むしろ炭鉱の方が土臭いと感じてしまうほどだ。
「ひとまずはここで待機です。村の様子はカイルが戻るのを待ちましょう」
そこは、盗賊達がアジトとして使っていた大きなホール。その広さは村人全員を収容しても、まだ若干の余裕がある。
各々が麻布を地面に敷くとその上へと座り込む。事の重大さがわからない子供達だけが初めての場所にはしゃいでいた。

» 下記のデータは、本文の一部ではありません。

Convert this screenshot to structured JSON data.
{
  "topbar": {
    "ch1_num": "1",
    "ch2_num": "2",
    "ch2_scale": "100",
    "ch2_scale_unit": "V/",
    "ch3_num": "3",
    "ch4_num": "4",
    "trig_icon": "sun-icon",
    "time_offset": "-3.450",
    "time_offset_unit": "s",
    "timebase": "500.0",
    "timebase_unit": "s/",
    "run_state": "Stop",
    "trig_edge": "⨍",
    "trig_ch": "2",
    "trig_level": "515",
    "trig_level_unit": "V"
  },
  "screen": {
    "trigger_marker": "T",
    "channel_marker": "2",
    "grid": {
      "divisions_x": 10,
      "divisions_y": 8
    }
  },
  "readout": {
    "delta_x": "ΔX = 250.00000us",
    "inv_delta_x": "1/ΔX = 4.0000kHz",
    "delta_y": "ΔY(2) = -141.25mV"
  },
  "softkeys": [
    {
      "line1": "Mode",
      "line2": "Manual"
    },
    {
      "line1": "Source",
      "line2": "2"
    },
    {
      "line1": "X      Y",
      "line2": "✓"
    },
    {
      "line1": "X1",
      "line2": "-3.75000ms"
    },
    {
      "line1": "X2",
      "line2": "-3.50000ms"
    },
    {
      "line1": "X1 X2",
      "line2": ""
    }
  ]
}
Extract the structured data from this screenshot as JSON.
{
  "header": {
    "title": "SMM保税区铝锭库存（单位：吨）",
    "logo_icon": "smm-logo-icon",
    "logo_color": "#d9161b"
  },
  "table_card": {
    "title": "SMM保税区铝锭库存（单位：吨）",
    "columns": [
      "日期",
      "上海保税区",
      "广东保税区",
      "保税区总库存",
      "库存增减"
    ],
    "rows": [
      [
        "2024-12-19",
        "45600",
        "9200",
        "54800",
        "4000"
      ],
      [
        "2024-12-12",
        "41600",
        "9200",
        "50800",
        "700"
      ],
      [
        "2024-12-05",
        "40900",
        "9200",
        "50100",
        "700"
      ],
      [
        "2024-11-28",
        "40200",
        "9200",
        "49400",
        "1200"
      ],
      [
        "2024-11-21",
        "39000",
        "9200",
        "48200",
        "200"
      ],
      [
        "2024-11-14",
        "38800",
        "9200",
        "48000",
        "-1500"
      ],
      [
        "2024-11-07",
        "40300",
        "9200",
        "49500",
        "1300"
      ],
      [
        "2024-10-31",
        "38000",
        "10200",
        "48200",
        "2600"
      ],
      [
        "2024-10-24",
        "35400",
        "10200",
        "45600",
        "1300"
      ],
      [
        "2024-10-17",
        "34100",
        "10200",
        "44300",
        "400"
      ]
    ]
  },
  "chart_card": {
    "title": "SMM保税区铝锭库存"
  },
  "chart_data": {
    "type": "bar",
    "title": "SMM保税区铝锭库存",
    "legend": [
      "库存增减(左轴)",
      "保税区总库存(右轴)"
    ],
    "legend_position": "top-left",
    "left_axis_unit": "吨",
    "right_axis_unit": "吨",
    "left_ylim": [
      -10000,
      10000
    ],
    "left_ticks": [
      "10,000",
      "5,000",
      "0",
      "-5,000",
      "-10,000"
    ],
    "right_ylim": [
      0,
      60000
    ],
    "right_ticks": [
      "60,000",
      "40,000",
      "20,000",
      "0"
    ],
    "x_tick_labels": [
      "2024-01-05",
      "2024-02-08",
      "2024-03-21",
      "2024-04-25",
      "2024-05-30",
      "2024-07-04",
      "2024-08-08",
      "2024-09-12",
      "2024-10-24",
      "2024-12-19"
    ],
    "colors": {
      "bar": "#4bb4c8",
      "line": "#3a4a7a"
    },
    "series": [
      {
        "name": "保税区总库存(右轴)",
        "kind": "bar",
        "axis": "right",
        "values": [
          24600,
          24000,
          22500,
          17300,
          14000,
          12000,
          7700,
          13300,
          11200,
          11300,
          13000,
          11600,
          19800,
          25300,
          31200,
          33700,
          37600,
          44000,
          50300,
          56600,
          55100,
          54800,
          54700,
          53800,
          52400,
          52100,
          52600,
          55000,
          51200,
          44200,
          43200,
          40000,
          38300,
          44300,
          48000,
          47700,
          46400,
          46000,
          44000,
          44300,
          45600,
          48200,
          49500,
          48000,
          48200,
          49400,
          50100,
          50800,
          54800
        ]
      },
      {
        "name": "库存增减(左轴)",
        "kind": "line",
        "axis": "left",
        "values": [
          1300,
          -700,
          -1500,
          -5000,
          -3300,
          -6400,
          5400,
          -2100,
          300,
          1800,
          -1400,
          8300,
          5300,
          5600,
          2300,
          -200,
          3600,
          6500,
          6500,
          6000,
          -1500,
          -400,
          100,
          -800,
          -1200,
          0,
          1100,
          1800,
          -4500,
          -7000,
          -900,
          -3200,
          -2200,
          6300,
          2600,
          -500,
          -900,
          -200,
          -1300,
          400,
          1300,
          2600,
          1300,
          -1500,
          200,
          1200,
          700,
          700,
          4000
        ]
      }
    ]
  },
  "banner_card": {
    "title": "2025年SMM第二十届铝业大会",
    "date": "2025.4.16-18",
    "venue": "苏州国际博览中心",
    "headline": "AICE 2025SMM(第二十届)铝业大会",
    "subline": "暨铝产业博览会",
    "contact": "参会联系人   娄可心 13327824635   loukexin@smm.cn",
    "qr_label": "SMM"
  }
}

九条から避難先としてこのダンジョンを使う際に、言い渡された条件は4つ。
ダンジョン内は全てにおいて中立地帯であり、どんなことがあっても暴力行為には及ばないこと。
ダンジョンの地下4層より下にはいかないこと。
ダンジョン内でのことを決して口外しないこと。
そしてエルザを拘束し、常に監視をつけることだ。
「何故じゃ!? 何故ワシだけが縛られなければならぬのじゃ!」
「ごめんなさいエルザさん。そういう約束なので……」
申し訳なさそうにしながらもエルザを羽交締めにするソフィア。それに戸惑いながらも縄を掛けるグレイスとニーナ。
もちろん何故なのかは、シャロン以外にはわからない。
それから1時間ほどで1匹のウルフを連れたカイルがダンジョンに姿を見せた。
目は虚ろで顔面蒼白。その様子から、村の惨状は聞くまでもなく最悪の事態なのだろう事が窺えたのだ。
「村はもうダメかもしれねぇ……」
それを聞いて、ざわざわと騒ぎ出す村人達。
「カイル。一体何が……」
「シルトフリューゲルの軍が攻めて来た……。東門が破られる所までしか確認してないが、あの軍旗は間違いない。山の上から確認しただけだが、恐らく200人はいたと思う……。正直、避難出来たのは奇跡だ……」
「そんな……」
村人達は落胆し、シンと静まり返るダンジョン内。
カイルは視線を落とし、歯を食いしばる。
「俺が……俺がもっと強ければ……」
重苦しい空気が漂い、慰めの言葉も見つからない。
そんな雰囲気の中、突如ホールに響いたバタンという物音。
皆が振り返ると、そこには開け放たれた木製の扉と、綺麗に切られたロープが残されていたのだ。